Links for 2004-12-17
- Trusty Sidekicks A new comics-related weblog by the gorgeous and charming Sparky of Ultrasparky.org – replete with nostalgia, full of cool old ads from comic books and dosed up on homo juice. Awesome…
- BBC relaunches 6music’s website So the department in which I work have relaunched the website for 6music and – along with the Radio 3 site that I helped out on – it’s one of the most true-to-the-medium sites that the BBC’s done to date. Very nice.
- The new home secretary is sticking with ID cards – despite the fact that I don’t know anyone in this country who actually wants them “The new home secretary, Charles Clarke, today rejected calls to reconsider plans for ID cards after Labour backbenchers suggested the departure of David Blunkett yesterday should prompt a rethink.”
Links for 2004-12-16
- Get The Booty Ye Deserve! Watch in shock as the ninja / pirate battle moves into altogether more modern and frankly litigous grounds…
Links for 2004-12-14
- UK: 2004 TV shows fail to generate mass audiences Only six programmes in 2004 attract an audience in excess of 15 million viewers. In 2003, 50 programmes got between 17 and 20 million viewers. In 1999, 177 programmes had more than 15 million viewers.
- But though the big programmes are losing out, the audience isn’t watching any less TV (pdf) “Television viewing has proved remarkably resilient to increased demands on consumers … and in fact has increased slightly over the last decade (from 25.6 hours per
household per week in 1993 to 26.1 hours in 2003)”
Links for 2004-12-10
- My GamerTag stats for Halo 2 I’m Orlando II, by the way. You may have noticed I’m not positng that much at the moment. I’ve just lost two evenings to 50 games against American teenagers who call people “Faggot” a lot… Wankers. Good game though…
Links for 2004-12-09
- MusicBrainz come to the BBC’s learning lunch After working on a project around programme information for most of the last year, I’ve started to get really interested in standard identifiers and metadata for all kinds of things. A universal CRID for songs is – I think – just a question of time…

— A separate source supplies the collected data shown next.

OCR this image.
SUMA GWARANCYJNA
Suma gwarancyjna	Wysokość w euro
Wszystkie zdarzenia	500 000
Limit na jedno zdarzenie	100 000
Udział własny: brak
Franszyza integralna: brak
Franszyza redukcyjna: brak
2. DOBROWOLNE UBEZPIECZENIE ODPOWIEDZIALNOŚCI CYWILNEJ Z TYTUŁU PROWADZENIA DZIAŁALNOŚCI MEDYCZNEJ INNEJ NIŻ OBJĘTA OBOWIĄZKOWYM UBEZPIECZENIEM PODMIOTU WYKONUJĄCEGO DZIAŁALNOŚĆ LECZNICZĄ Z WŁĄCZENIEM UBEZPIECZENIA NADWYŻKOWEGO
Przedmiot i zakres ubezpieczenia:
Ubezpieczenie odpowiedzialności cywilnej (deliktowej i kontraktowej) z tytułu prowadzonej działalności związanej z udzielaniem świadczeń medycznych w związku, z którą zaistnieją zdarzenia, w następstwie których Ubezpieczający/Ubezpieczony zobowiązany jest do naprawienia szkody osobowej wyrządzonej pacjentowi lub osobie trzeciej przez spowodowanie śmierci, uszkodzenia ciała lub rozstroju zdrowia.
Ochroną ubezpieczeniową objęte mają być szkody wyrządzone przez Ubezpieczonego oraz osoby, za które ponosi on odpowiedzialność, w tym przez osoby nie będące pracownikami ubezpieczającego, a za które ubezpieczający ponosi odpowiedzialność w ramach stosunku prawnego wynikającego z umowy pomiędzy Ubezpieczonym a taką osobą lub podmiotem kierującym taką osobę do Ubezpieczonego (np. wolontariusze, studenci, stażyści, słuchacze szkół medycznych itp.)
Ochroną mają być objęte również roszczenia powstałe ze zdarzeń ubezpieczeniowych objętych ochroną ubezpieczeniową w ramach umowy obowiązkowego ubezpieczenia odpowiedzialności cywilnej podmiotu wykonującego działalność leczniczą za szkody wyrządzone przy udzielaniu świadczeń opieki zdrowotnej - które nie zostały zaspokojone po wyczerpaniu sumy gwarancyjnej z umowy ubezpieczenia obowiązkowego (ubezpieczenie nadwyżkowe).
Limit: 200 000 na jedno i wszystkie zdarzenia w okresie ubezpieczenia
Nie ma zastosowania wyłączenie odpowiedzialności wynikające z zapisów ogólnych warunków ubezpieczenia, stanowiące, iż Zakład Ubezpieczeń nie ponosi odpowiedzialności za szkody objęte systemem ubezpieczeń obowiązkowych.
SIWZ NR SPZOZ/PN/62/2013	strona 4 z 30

- Millions to miss out on the net “By 2025, 40% of the UK’s population will still be without internet access at home, says a study.”
Links for 2004-12-08
- The Homosexual Agenda “I know that many of you have heard Pat Robertson, Jerry Falwell, and others speak of the ‘Homosexual Agenda,’ but no one has ever seen a copy of it. I have finally obtained a copy directly from the Head Homosexual.”
- Skeletal Systems of cartoon characters “I decided to take a select few of these popular characters and render their skeletal systems as I imagine they might resemble if one truly had eye sockets half the size of its head, or fingerless-hands, or feet comprising 60% of its body mass.”
Links for 2004-12-07
- MSN Spaces (Microsoft’s entry into the weblog / representation of personal identity online sphere) include support for “Music Lists” The idea – that you can make a list of songs and post them up on your site – isn’t particularly revolutionary, but it’s not that far off integrating with your music app (Windows Media Player) and becoming a nicely distributed audioscrobbler…
- The bodging of the BBC “And none of this has anything to do with bricks, mortar and the ability to chart a course. None of it helps an institution we could easily help by guaranteed licence fee and lengthened charter if we wanted to, for barely the price of a new ID card.”